The Supreme Court has acquitted a man who was sentenced to death for allegedly murdering and raping a six-year-old girl.

The Bench of Justice S. Abdul Nazeer, Justice A.S. Bopanna and Justice V. Ramasubramanian held that the investigation of the case was not conducted properly due to which injustice has been done to the family of the victim.

The Court also held that by fixing the culpability upon the Appellant-Accused without any shred of evidence that will stand the scrutiny, the prosecution has done injustice to the accused.

While holding so, the Bench added –

"Court cannot make someone, a victim of injustice, to compensate for the injustice to the victim of a crime."

The Court on considering the reasoning of the Trial Court as confirmed by the High Court observed that sufficient care was not taken in the assessment of the statements made by the witnesses.

The Court observed –

"No one spoke as to who sent the FIR to the court andvwhen it was sent. Strangely even the copy of the post­mortem report was admittedly received by SHO on the 13.03.2012 though the post mortem was conducted on the 09.03.2012. It was the same date on which the FIR reached the Court. These factors certainly create a strong suspicion on the story as projected by the prosecution, but both the Courts have overlooked the same completely. This erroneous approach on the part of the Sessions Court and the High Court has led to the appellant being ordained to be dispatched to the gallows."

The Appellant-Accused was convicted for the offences under Sections 302 and 376 IPC and sentenced to death by the Sessions Court, which was also confirmed by the High Court on reference and an appeal.

Aggrieved, the Appellant had approached the Supreme Court.

Senior Counsel S. Nagamuthu appeared for the Appellant while AAG Ardhendumauli Kumar Prasad appeared for the State of Uttar Pradesh before the Apex Court.

The Court noted that the Prosecution of the Appellant was based on circumstantial evidence and further placed reliance on Sharad Birdhichand Sarda vs. State of Maharashtra in this context.

The Court further also noted that even on the question as to how the first information was given to the police, there are different versions.

While considering the different statements of the witnesses, the Court noted that there were contradictions and observed, "it remains a mystery as to whether the dead body was ever taken to the police station and if so, how, when and why."

The Court observed, "Unfortunately, the Sessions Court as well as the High Court have trivialized these major contradictions to hold that the chain of circumstances have been established unbroken."

Furthermore, the Court held that there was a delay in transmitting the FIR to the Court.

In this context, the Bench placed reliance on precedents and observed –

"It is clear from the aforesaid decisions that the delay in forwarding the FIR may certainly indicate the failure of one of the external checks to determine whether the FIR was manipulated later or whether it was registered either to fix someone other than the real culprit or to allow the real culprit to escape. While every delay in forwarding the FIR may not necessarily be fatal to the case of the prosecution, Courts may be duty bound to see the effect of such delay on the investigation and even the creditworthiness of the investigation."

The Court thus noted that where ocular evidence is found to be unreliable and thus unacceptable, a long delay has to be taken note of by the Court.

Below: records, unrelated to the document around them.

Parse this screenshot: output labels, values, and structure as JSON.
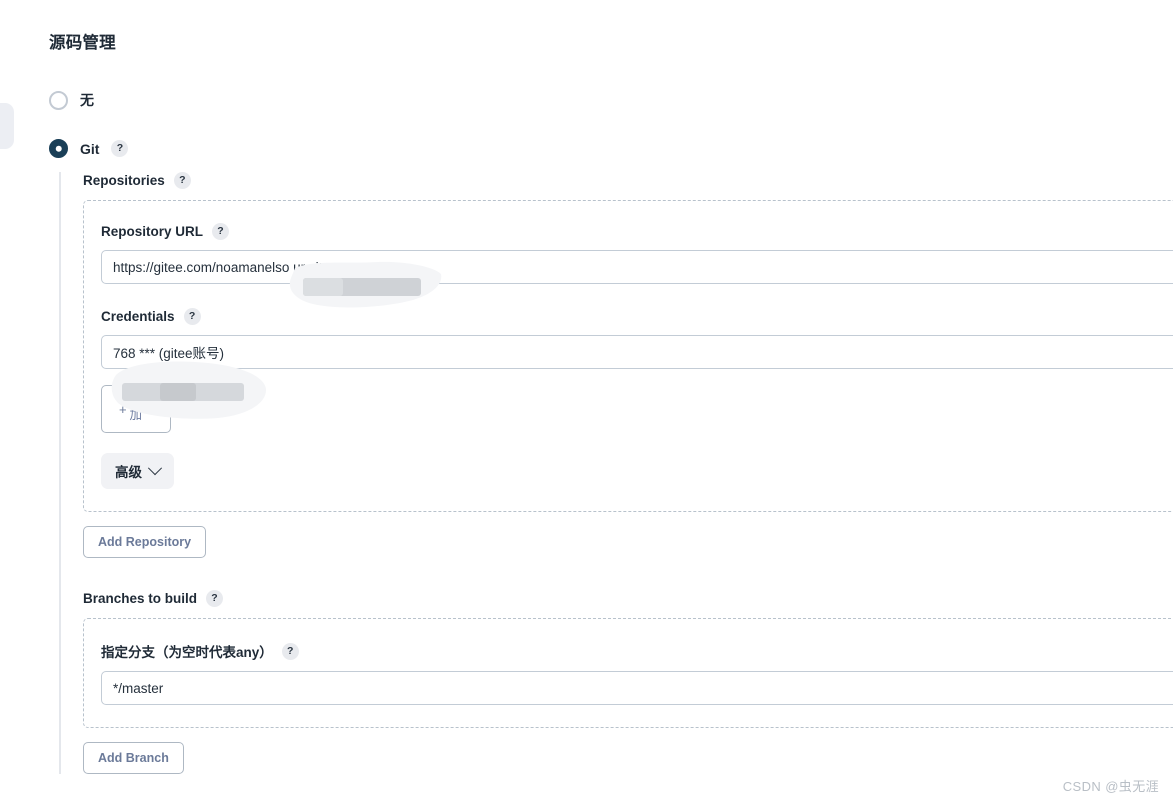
{
  "page": {
    "title": "源码管理"
  },
  "scm_options": [
    {
      "label": "无",
      "selected": false,
      "has_help": false
    },
    {
      "label": "Git",
      "selected": true,
      "has_help": true
    }
  ],
  "git": {
    "repositories_label": "Repositories",
    "repository": {
      "url_label": "Repository URL",
      "url_value": "https://gitee.com/noamanelso                    ur.git",
      "credentials_label": "Credentials",
      "credentials_value": "768                         *** (gitee账号)",
      "add_button": {
        "plus": "+",
        "line1": "添",
        "line2": "加"
      },
      "advanced_label": "高级"
    },
    "add_repository_label": "Add Repository",
    "branches_label": "Branches to build",
    "branch": {
      "specifier_label": "指定分支（为空时代表any）",
      "specifier_value": "*/master"
    },
    "add_branch_label": "Add Branch"
  },
  "help_glyph": "?",
  "watermark": "CSDN @虫无涯",
  "colors": {
    "accent_selected": "#1a3f57",
    "border": "#c3ccd6",
    "dashed_border": "#b8c2cc",
    "muted_button_text": "#6b7a99",
    "pill_bg": "#f1f2f5",
    "watermark": "#b9bfc6"
  }
}
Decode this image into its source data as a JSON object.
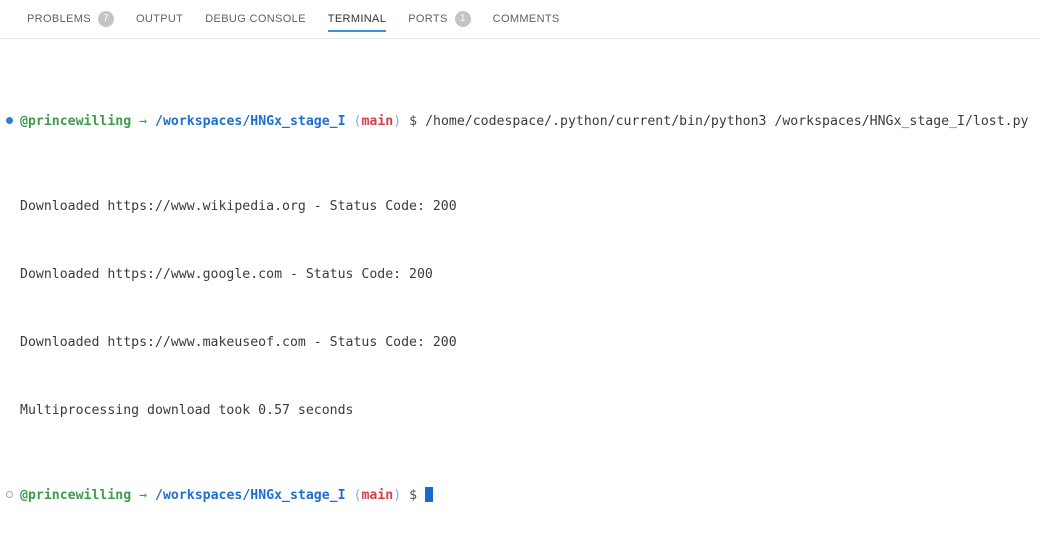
{
  "panel": {
    "tabs": [
      {
        "label": "PROBLEMS",
        "badge": "7",
        "active": false
      },
      {
        "label": "OUTPUT",
        "badge": null,
        "active": false
      },
      {
        "label": "DEBUG CONSOLE",
        "badge": null,
        "active": false
      },
      {
        "label": "TERMINAL",
        "badge": null,
        "active": true
      },
      {
        "label": "PORTS",
        "badge": "1",
        "active": false
      },
      {
        "label": "COMMENTS",
        "badge": null,
        "active": false
      }
    ]
  },
  "terminal": {
    "prompt": {
      "user": "@princewilling",
      "arrow": "→",
      "path": "/workspaces/HNGx_stage_I",
      "paren_open": "(",
      "branch": "main",
      "paren_close": ")",
      "dollar": "$"
    },
    "command": "/home/codespace/.python/current/bin/python3 /workspaces/HNGx_stage_I/lost.py",
    "output_lines": [
      "Downloaded https://www.wikipedia.org - Status Code: 200",
      "Downloaded https://www.google.com - Status Code: 200",
      "Downloaded https://www.makeuseof.com - Status Code: 200",
      "Multiprocessing download took 0.57 seconds"
    ],
    "colors": {
      "user": "#3f9c4f",
      "path": "#1f6fd0",
      "branch": "#d2424a",
      "paren": "#7fb3e8",
      "output": "#3b3b3b",
      "cursor": "#176bcb",
      "bullet_active": "#2f7fd1",
      "accent_underline": "#3b8eea",
      "badge_bg": "#c4c4c4"
    }
  }
}
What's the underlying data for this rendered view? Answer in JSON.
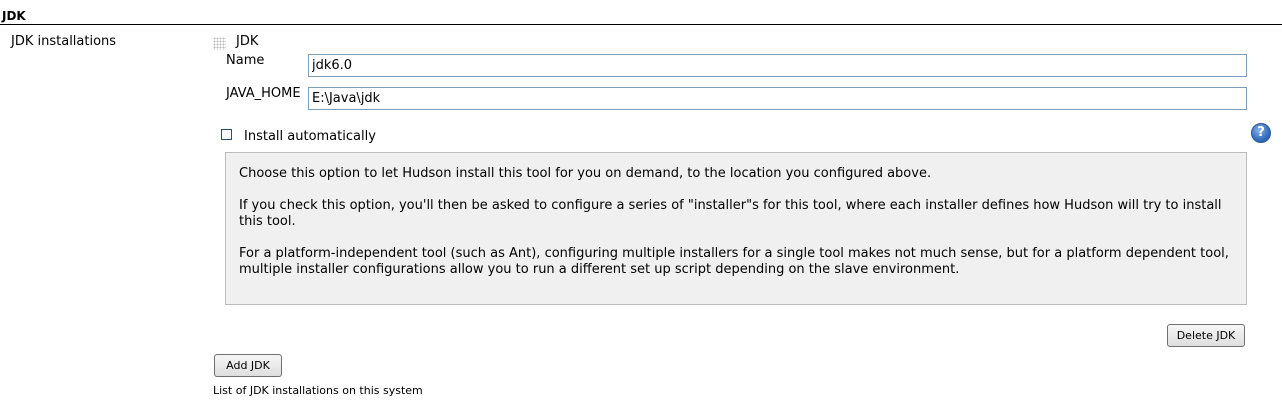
{
  "section": {
    "title": "JDK"
  },
  "row": {
    "label": "JDK installations"
  },
  "jdk_item": {
    "title": "JDK",
    "name_label": "Name",
    "name_value": "jdk6.0",
    "java_home_label": "JAVA_HOME",
    "java_home_value": "E:\\Java\\jdk",
    "install_auto_label": "Install automatically",
    "install_auto_checked": false,
    "help_icon_glyph": "?",
    "help_paragraphs": [
      "Choose this option to let Hudson install this tool for you on demand, to the location you configured above.",
      "If you check this option, you'll then be asked to configure a series of \"installer\"s for this tool, where each installer defines how Hudson will try to install this tool.",
      "For a platform-independent tool (such as Ant), configuring multiple installers for a single tool makes not much sense, but for a platform dependent tool, multiple installer configurations allow you to run a different set up script depending on the slave environment."
    ],
    "delete_label": "Delete JDK"
  },
  "add_label": "Add JDK",
  "list_caption": "List of JDK installations on this system",
  "icons": {
    "drag_handle": "drag-handle-icon",
    "help": "help-icon"
  },
  "colors": {
    "input_border": "#7f9db9",
    "help_box_bg": "#f0f0f0",
    "help_icon": "#3b72c0"
  }
}
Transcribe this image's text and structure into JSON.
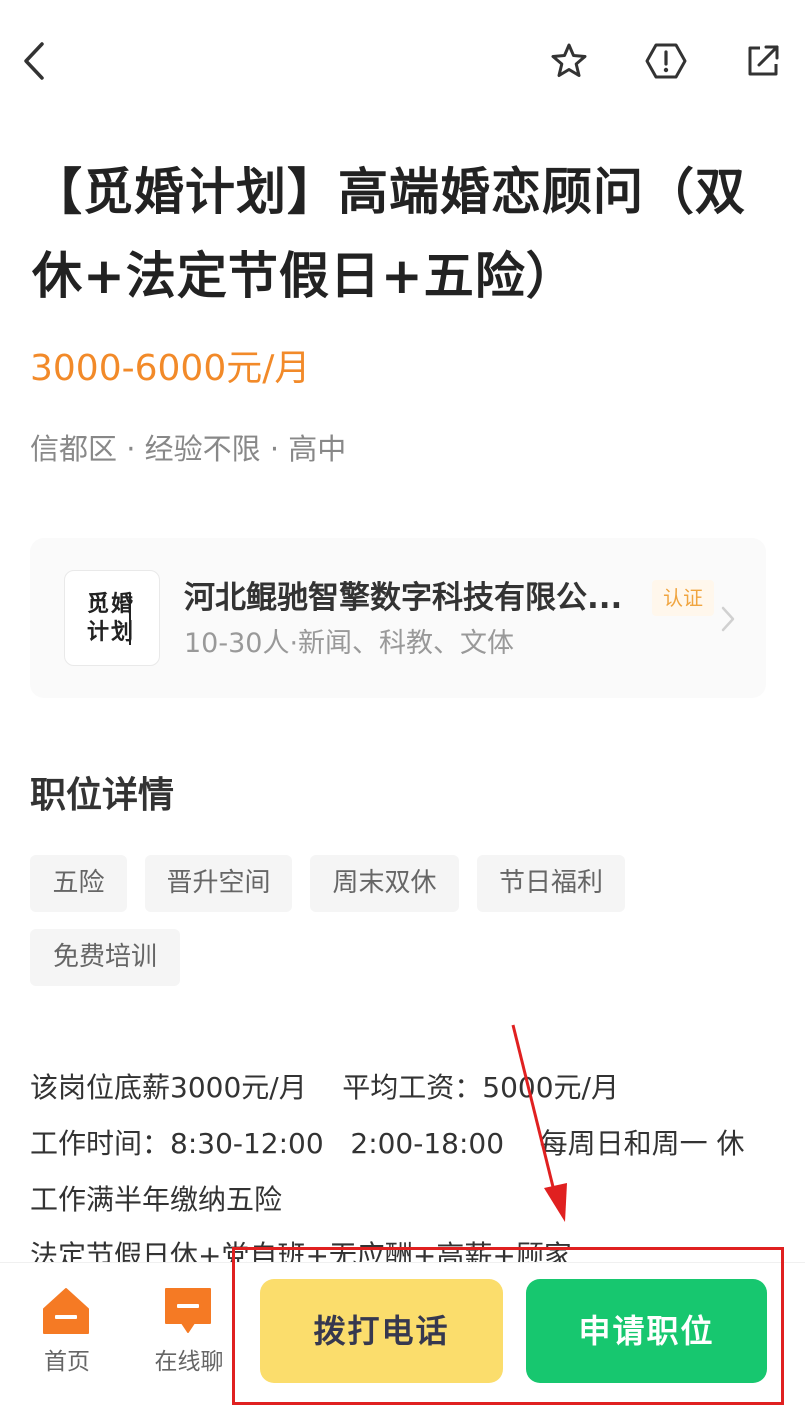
{
  "topbar": {
    "icons": [
      "back-icon",
      "star-icon",
      "report-icon",
      "share-icon"
    ]
  },
  "job": {
    "title": "【觅婚计划】高端婚恋顾问（双休+法定节假日+五险）",
    "salary": "3000-6000元/月",
    "meta": "信都区 · 经验不限 ·  高中"
  },
  "company": {
    "logo_text": "觅婚计划",
    "name": "河北鲲驰智擎数字科技有限公...",
    "cert_label": "认证",
    "desc": "10-30人·新闻、科教、文体"
  },
  "details": {
    "title": "职位详情",
    "tags": [
      "五险",
      "晋升空间",
      "周末双休",
      "节日福利",
      "免费培训"
    ],
    "description_lines": [
      "该岗位底薪3000元/月    平均工资：5000元/月",
      "工作时间：8:30-12:00   2:00-18:00    每周日和周一 休",
      "工作满半年缴纳五险",
      "法定节假日休+党自班+无应酬+高薪+顾家"
    ]
  },
  "bottom": {
    "nav": [
      {
        "label": "首页",
        "icon": "home-icon"
      },
      {
        "label": "在线聊",
        "icon": "chat-icon"
      }
    ],
    "call_label": "拨打电话",
    "apply_label": "申请职位"
  },
  "colors": {
    "salary": "#f28a29",
    "call_button": "#fbdd6c",
    "apply_button": "#17c76f",
    "nav_icon": "#f57a24",
    "annotation": "#e02020"
  }
}
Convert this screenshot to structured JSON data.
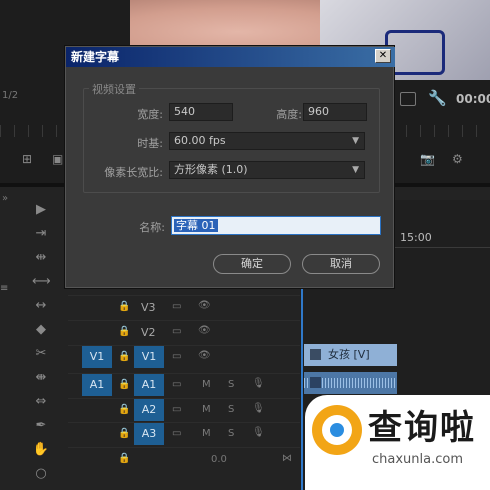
{
  "dialog": {
    "title": "新建字幕",
    "close": "✕",
    "group_title": "视频设置",
    "width_label": "宽度:",
    "width_value": "540",
    "height_label": "高度:",
    "height_value": "960",
    "timebase_label": "时基:",
    "timebase_value": "60.00 fps",
    "par_label": "像素长宽比:",
    "par_value": "方形像素 (1.0)",
    "name_label": "名称:",
    "name_value": "字幕 01",
    "ok_label": "确定",
    "cancel_label": "取消"
  },
  "background": {
    "frame_fraction": "1/2",
    "timecode_right": "00:00",
    "ruler_time": "15:00"
  },
  "tracks": [
    {
      "src": "",
      "label": "V3"
    },
    {
      "src": "",
      "label": "V2"
    },
    {
      "src": "V1",
      "label": "V1"
    },
    {
      "src": "A1",
      "label": "A1"
    },
    {
      "src": "",
      "label": "A2"
    },
    {
      "src": "",
      "label": "A3"
    }
  ],
  "track_ms": {
    "m": "M",
    "s": "S"
  },
  "master_value": "0.0",
  "clips": {
    "video_label": "女孩 [V]"
  },
  "watermark": {
    "text": "查询啦",
    "url": "chaxunla.com"
  }
}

"The mandate of Section 157(1) of the Code being clear, the prosecution is expected to place on record the basic foundational facts, such as, the Officer who took the first information report to the jurisdictional court, the authority which directed such a course of action and the mode by which it was complied. Explaining the delay is a different aspect than placing the material in compliance of the Code," the Bench added.

Thus, the Court held, "Therefore, we hold that the delay of 5 days in transmitting the FIR to the jurisdictional court, especially in the facts and circumstances of this case was fatal."

The Court held that despite the fact that it was a shocking case of rape and murder of a six-year-old girl, the prosecution did not care to subject the accused to examination by a medical practitioner.

"In cases where the victim of rape is alive and is in a position to testify in court, it may be possible for the prosecution to take a chance by not medically examining the accused. But in cases where the victim is dead and the offence is sought to be established only by circumstantial evidence, medical evidence assumes great importance. The failure of the prosecution to produce such evidence, despite there being no obstacle from the accused or anyone, will certainly create a gaping hole in the case of the prosecution and give rise to a serious doubt on the case of the prosecution," the Bench observed.

The Court also held, "We cannot shy away from the fact that it is a ghastly case of rape and murder of a 6 year old child. By not conducting the investigation properly, the prosecution has done injustice to the family of the victim. By fixing culpability upon the appellant without any shred of evidence which will stand the scrutiny, the prosecution has done injustice to the appellant. Court cannot make someone, a victim of injustice, to compensate for the injustice to the victim of a crime."

The Court thus allowed the appeals and directed for the release of the Appellant.